Aujourd'hui ma fille a 8 ans et j'en profite pour ressortir un texte du temps de GUCCIQUEEN, après BOOMSCHLACK et avant SERIES.
À mes 30 ans, ma grand-mère est allée acheter des bougies de la Sainte Rita. Vieille tradition familiale. Nous les avons faites brûler consciencieusement et, dans ma tête, j’ai répété « un homme, un bébé, un homme un bébé »
Deux mois plus tard, je plaquais tout à Paris et aller m’installer à Aix.
Ma grand-mère dans le même temps est décédée d’une rupture d’anévrisme. Pan ! comme ça, sans dire au revoir. Nous avons bien bu les jours qui ont suivi son enterrement et j’ai continué sur ma lancée, désoeuvrée de sa perte, du No Man’s land de ma vie. Je cherchais mollement du taf, je sortais bcp.
C’est au Vian, à Marseille, que j’ai vu pour la première fois H. J’en étais à mon dixième rhum gingembre. La musique vrillait mes oreilles. J’ai vu un Prince entrait dans les lieux. Je suis repartie avec lui. Nous sommes donc restés enfermés une semaine, à fumer, boire, faire l’amour et parler de nos vies. Je me suis accrochée à lui comme à une bouée au cœur du naufrage. Lui qui était en situation irrégulière, sans travail et complètement parano.

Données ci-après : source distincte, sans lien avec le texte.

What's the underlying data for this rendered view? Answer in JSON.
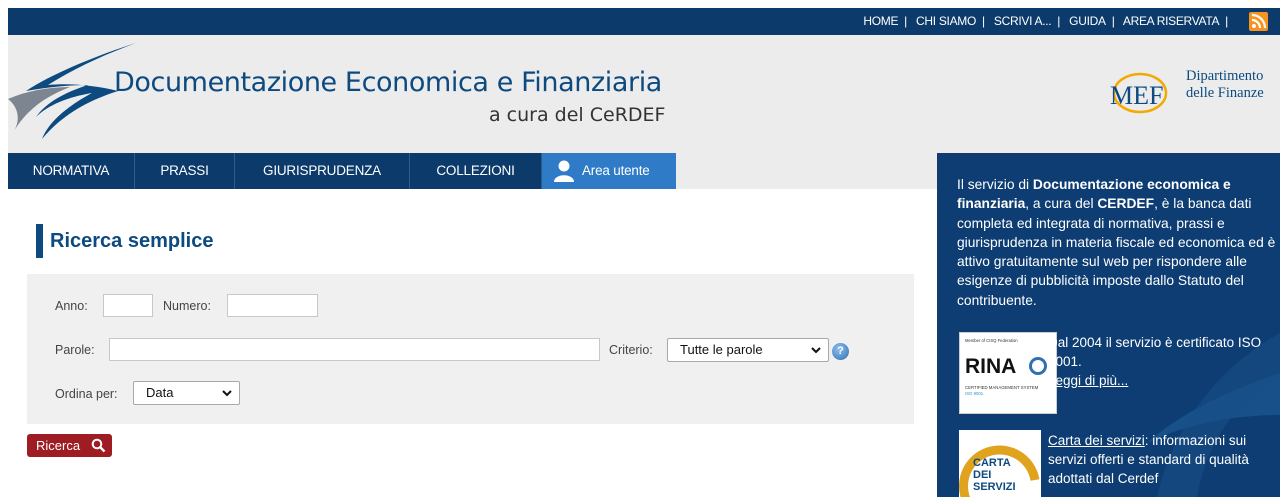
{
  "topbar": {
    "links": [
      "HOME",
      "CHI SIAMO",
      "SCRIVI A...",
      "GUIDA",
      "AREA RISERVATA"
    ],
    "rss_icon": "rss-icon"
  },
  "header": {
    "title": "Documentazione Economica e Finanziaria",
    "subtitle": "a cura del CeRDEF",
    "mef_logo_text": "MEF",
    "department_line1": "Dipartimento",
    "department_line2": "delle Finanze"
  },
  "nav": {
    "items": [
      "NORMATIVA",
      "PRASSI",
      "GIURISPRUDENZA",
      "COLLEZIONI"
    ],
    "user_area": "Area utente",
    "user_icon": "user-icon"
  },
  "main": {
    "section_title": "Ricerca semplice",
    "form": {
      "anno_label": "Anno:",
      "anno_value": "",
      "numero_label": "Numero:",
      "numero_value": "",
      "parole_label": "Parole:",
      "parole_value": "",
      "criterio_label": "Criterio:",
      "criterio_value": "Tutte le parole",
      "ordina_label": "Ordina per:",
      "ordina_value": "Data",
      "help_icon": "help-icon"
    },
    "search_button": "Ricerca",
    "search_icon": "search-icon"
  },
  "sidebar": {
    "intro_1": "Il servizio di ",
    "intro_bold_1": "Documentazione economica e finanziaria",
    "intro_2": ", a cura del ",
    "intro_bold_2": "CERDEF",
    "intro_3": ", è la banca dati completa ed integrata di normativa, prassi e giurisprudenza in materia fiscale ed economica ed è attivo gratuitamente sul web per rispondere alle esigenze di pubblicità imposte dallo Statuto del contribuente.",
    "cert_text": "Dal 2004 il servizio è certificato ISO 9001.",
    "cert_link": "Leggi di più...",
    "rina_logo": {
      "top": "Member of CISQ Federation",
      "brand": "RINA",
      "line1": "CERTIFIED MANAGEMENT SYSTEM",
      "line2": "ISO 9001"
    },
    "carta_logo": {
      "line1": "CARTA",
      "line2": "DEI",
      "line3": "SERVIZI"
    },
    "carta_link": "Carta dei servizi",
    "carta_text": ": informazioni sui servizi offerti e standard di qualità adottati dal Cerdef"
  },
  "colors": {
    "navy": "#0b3a6b",
    "brand_blue": "#0c4a80",
    "user_blue": "#2f7bc8",
    "button_red": "#9e1d23",
    "rss_orange": "#f7931e"
  }
}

Nous étions aveugles dans notre malheur. Tellement différents et si proches…
Un jour que nous faisions l’amour j’ai eu comme un flash. Je sais que c’est ce jour-là que je suis tombée enceinte. La prise de sang me la confirmée alors que j’avais à peine une semaine de retard. J’avais souhaité un enfant de tout mon cœur. Pour moi c’était la seule raison de continuer à rester sur cette terre. La seule raison valable pour continuer. J’appréhendais de l’annoncer à H. Mais il est monté dans le bateau avec moi.
Nous nous sommes découverts à travers cette grossesse. Pour le pire et le meilleur. C’est un des plus beaux moments de ma vie avec moi-même. Je n’ai jamais plus autant aimé mon corps que pendant ces 9 mois. Je n’ai jamais dormi avec autant de plaisir. J’ai été très sage. No alcool, No drugs. Ne travaillant pas, j’ai été à l’écoute de moi-même, de ce petit être qui grandissait en moi.
Le père ne mon enfant m’a lâché à plusieurs reprises, puis nous avons été ensemble jusqu’au bout de l’aventure. Je lui ai fait vivre cette attente à l’occidentale à lui le Marocain qui pense que l’Homme est supérieur à la Femme. Il m’a interdit le porc. Il m’a accompagné qu’une fois à l’écographie parce que c’était un homme qui m’oscultait et que ça le rendait dingue. Moi, j’ai pleuré en voyant ma crevette hyper active. Je n’ai connu son sexe qu’à la dernière écho : une fille.
Loubna, essence du parfum, mélange de deux mondes, la berbère aristocrate.
J’ai aimé quand mon ventre a été vraiment proéminent parce qu’il l’était enfin pour de bonnes raisons. Je lui ai parlé beaucoup, lui expliqué tout sur tout quand j’étais triste ou heureuse. Je prenais soin de moi pour elle.
Puis une nuit ça a commencé à tirer de partout. J’ai fait couler mon bain. Mon cousin et H. m’ont accompagné à la clinique. Ma mère nous a rejoint.
Le travail a duré 48h : aucun souvenir de la douleur.
J’ai eu une injection pour ouvrir le col, j’ai dormi à la clinique, on m’a fait une péridurale, le col ne s’ouvrait pas, césarienne en urgence. Sur la table d’opération, je sentais qu’on tirait quelque chose de mon ventre, reinjection. Puis elle est sortie ! Le médecin a fait une vanne du style « C’est un garçon !! », la bouche enfarinée « J’ai dit :ha bon ??? » et j’ai vu ma Chôse passée sous mon nez, je lui ai fait un bisou baveux. Elle est allée rejoindre son père. Le regard qu’il a posé sur elle ne me fera jamais regretter de l’avoir conçue avec lui. Elle est restée figée elle aussi. Un ange est passé et ils sont partis.
Ma première nuit avec elle j’ai pleuré. Je me suis rendue compte de ce que j’avais fait : mis au monde un petit d'homme. J’ai vu défilés les Dutroux, les guerres, les maladies. Je me suis promis de la parer contre toutes les agressions. Qu’elle soit forte dans la vie.
Depuis, l’histoire avec H. s’est mal terminée.
Mais la Vie avec Loubna reste l’Essentiel.